The Morrison Government has pledged to spend $282 million on two defence projects in the NT “to gear up the Territory’s defence facilities”, but security analysts fear that the Northern Territory is becoming “a repeat of its former wartime role 80 years ago.”
Prime Minister Scott Morrison, who is currently in the NT and will attend the 80th anniversary of the Bombing of Darwin ceremony this weekend, told media that the military spending will include the construction of a regional maintenance centre for the Australian Navy’s shipbuilding program.
He touted that it would drive the economy and create an additional 270 jobs for the Territory.
Mr Morrison said the Federal Government will allocate $112 million on 34 projects within the Defence Department “to enhance the nation’s defence capabilities in the Territory”.

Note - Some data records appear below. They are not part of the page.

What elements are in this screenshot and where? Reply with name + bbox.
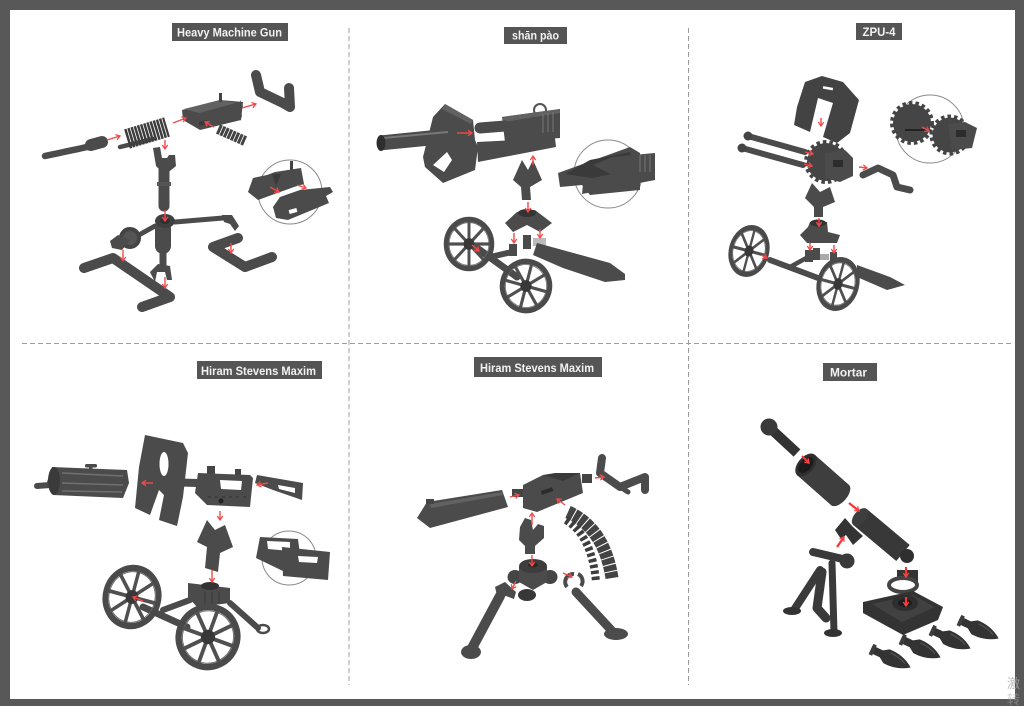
part: rear handle (256, 75, 290, 107)
part: gun shield (135, 435, 188, 526)
part: crank handle (863, 168, 910, 190)
part: right wheel (497, 256, 555, 316)
heading: shan pao (504, 27, 567, 44)
heading: ZPU-4: ZPU-4 (862, 27, 896, 39)
part: twin barrels (738, 132, 805, 165)
panel: shan pao (376, 27, 655, 316)
part: left leg (461, 582, 516, 659)
part: axle and trail (477, 235, 625, 282)
part: sight ring (889, 570, 918, 592)
part: barrel (376, 132, 450, 151)
part: fork post (153, 147, 176, 206)
part: rail body (477, 138, 556, 162)
detail circle: receiver close-up (248, 160, 333, 224)
heading: Hiram Stevens Maxim: Hiram Stevens Maxim (201, 366, 316, 378)
part: feed clip (218, 129, 245, 141)
part: receiver (512, 473, 592, 512)
part: water jacket cylinder (37, 464, 129, 498)
part: fork post (519, 518, 544, 554)
part: gear and receiver (806, 142, 853, 182)
part: base plate (863, 591, 943, 635)
heading: ZPU-4 (856, 23, 902, 40)
part: muzzle barrel (45, 142, 102, 156)
part: upper tube (791, 450, 854, 510)
part: carriage (143, 582, 269, 633)
heading: Hiram Stevens Maxim (197, 361, 322, 379)
part: left wheel (725, 223, 773, 279)
part: Y mount (513, 160, 542, 200)
panel: Hiram Stevens Maxim wheeled (37, 361, 330, 675)
part: bipod (783, 552, 854, 637)
part: tripod hub and arms (110, 214, 239, 282)
part: top muzzle (760, 418, 797, 453)
assembly arrows (457, 133, 540, 251)
part: hub (508, 559, 558, 601)
part: left wheel (446, 219, 492, 269)
detail circle: breech close-up (558, 140, 655, 208)
part: ammunition belt (566, 512, 612, 582)
part: bipod clamp (835, 518, 863, 545)
panel: ZPU-4 (725, 23, 977, 313)
part: right wheel (813, 255, 863, 313)
panel: Hiram Stevens Maxim tripod (417, 357, 645, 659)
heading: Hiram Stevens Maxim (474, 357, 602, 377)
watermark (1007, 676, 1020, 706)
detail circle: receiver close-up (256, 531, 330, 585)
part: rear handle (600, 458, 645, 492)
part: Y mount (805, 183, 835, 217)
part: mortar shells (868, 613, 1002, 674)
part: lower tube (849, 505, 914, 563)
part: hub (800, 220, 840, 243)
heading: Mortar: Mortar (830, 368, 868, 380)
assembly arrows (802, 456, 906, 606)
heading: Mortar (823, 363, 877, 381)
part: rear loop grip (255, 475, 303, 500)
part: right leg (565, 574, 628, 640)
part: cylinder block (480, 109, 560, 142)
part: receiver (195, 466, 253, 507)
watermark: 激 (1007, 676, 1020, 691)
part: Y mount (197, 520, 233, 572)
part: right wheel (170, 599, 246, 675)
panel: Heavy Machine Gun (45, 23, 333, 307)
part: coil spring (120, 127, 167, 147)
part: right foot stand (213, 238, 272, 267)
part: receiver (182, 93, 243, 130)
assembly arrows (107, 104, 306, 288)
heading: Heavy Machine Gun: Heavy Machine Gun (177, 28, 282, 40)
heading: shan pao: shān pào (512, 30, 559, 42)
heading: Hiram Stevens Maxim: Hiram Stevens Maxim (480, 363, 594, 375)
part: carriage (770, 248, 905, 290)
assembly arrows (761, 118, 929, 258)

“The regional maintenance centre alone will inject around $160 million into the local economy, create around 70 jobs over the next five years, and support the work of more than 1500 tradies from the Darwin region,” Mr Morrison said.
“It will play a key role in sustaining complex naval capabilities, initially including the new evolved Cape Class Patrol Boats and Arafura Class Offshore Patrol Vessels.”
More than 200 tradies will work on the 34 projects across the Territory, he added.
“We will upgrade airfields, working accommodation, and critical communication stations, as well as improving bases including the RAAF Base Tindal, RAAF Base Darwin, Robertson Barracks, and Defence Training areas such as the Bradshaw Training area,” Mr Morrison said.
“The Northern Territory is a key strategic area for Defence and it is the guardian of Australia’s northern approaches.”
Defence Industry Minister Melissa Price said the federal government will be investing $270 billion in defence capability over the coming decade. She said it will support more than 100,000 jobs across the economy.
Security analysts say the Top End becoming a defence springboard into the Indo-Pacific is “a repeat of its former wartime role 80 years ago”.
In September 2021, the trilateral alliance of the Australia, UK, and the United States announced a “historic” security pact, dubbed “AUKUS”, aimed to strengthen military capabilities in the Pacific, allowing them to share advanced defence technologies and equipping Australian forces with the know-how to build nuclear-powered submarines.
In an online forum organised by the Foreign Policy Community of Indonesia to discuss the regional implications of AUKUS, former senior Vietnamese diplomat Dr Nguyen Hung Son said that “the real consequences of AUKUS were not the nuclear submarine purchase, but the strengthening of US defence capability in northern Australia, evidence of a long-term US commitment to the region and its allies”.